MUMBAI: Not all news is breaking, some of it is quietly improving. Network18 Media & Investments Limited appears to be doing just that, tightening losses and stabilising margins even as costs continue to weigh on the business. For FY26, the company reported revenue from operations of Rs 1,955.1 crore, up from Rs 1,896.2 crore in FY25, signalling modest top-line growth in a challenging media environment. Total income stood at Rs 1,978.2 crore, compared to Rs 1,913 crore a year earlier.
Profit after tax came in at Rs 306.6 crore for the year, a sharp turnaround from Rs 3,225.4 crore in FY25, largely reflecting the absence of large exceptional items that had inflated the previous year’s numbers. On a more comparable basis, the company’s operating performance showed signs of gradual stabilisation.
However, the quarterly picture remained under pressure. For the March quarter, Network18 reported a loss of Rs 53.1 crore, narrower than the Rs 98.1 crore loss in the same period last year, but still indicative of ongoing cost challenges.
Expenses continued to track high. Total expenses for FY26 stood at Rs 2,235.7 crore, up from Rs 2,197.8 crore in FY25. Key cost heads included operational expenses of Rs 765.9 crore, employee benefits of Rs 475.9 crore, and marketing, distribution and promotional spends of Rs 427.1 crore, underlining the continued investment required to sustain reach and engagement.
At an operating level, margins remained under strain. Operating margin stood at 2.33 per cent for FY26, marginally higher than 1.77 per cent in FY25, while net profit margin remained negative at -13.02 per cent, though improved from -14.89 per cent.
On the balance sheet, total assets rose to Rs 8,957.6 crore as of 31 March 2026, from Rs 8,317.5 crore a year earlier. Equity strengthened to Rs 4,958.7 crore, while borrowings increased to Rs 3,112.8 crore, reflecting a higher reliance on debt to support operations.

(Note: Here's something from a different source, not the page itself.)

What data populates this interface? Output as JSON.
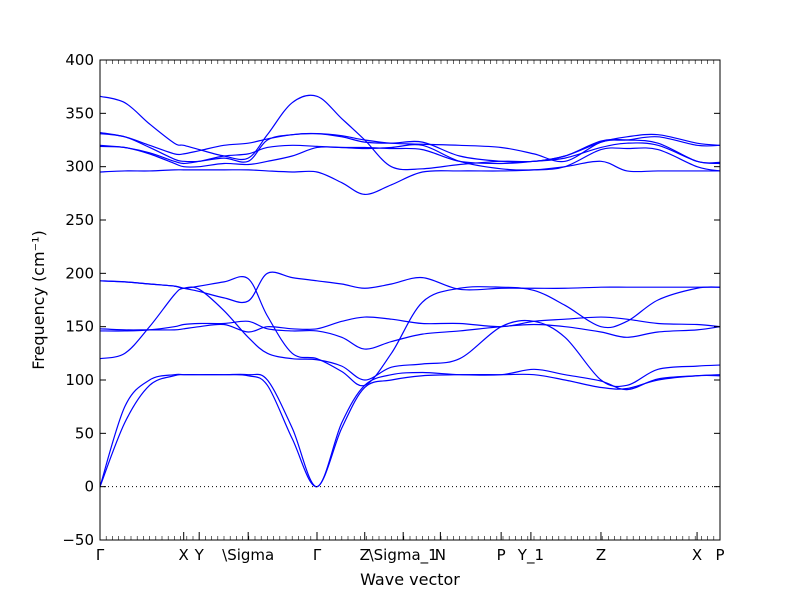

Cash flows told a mixed story. While financing activities generated Rs 83.9 crore, operating cash flow remained negative at Rs -24 crore, highlighting ongoing pressure on core cash generation. Cash and cash equivalents, however, improved to Rs 33.9 crore from Rs 1.8 crore.
The numbers point to a company in transition growing revenues, trimming losses, but still grappling with structural cost pressures. In a sector where scale often comes at a price, Network18 seems to be inching towards balance, one quarter at a time.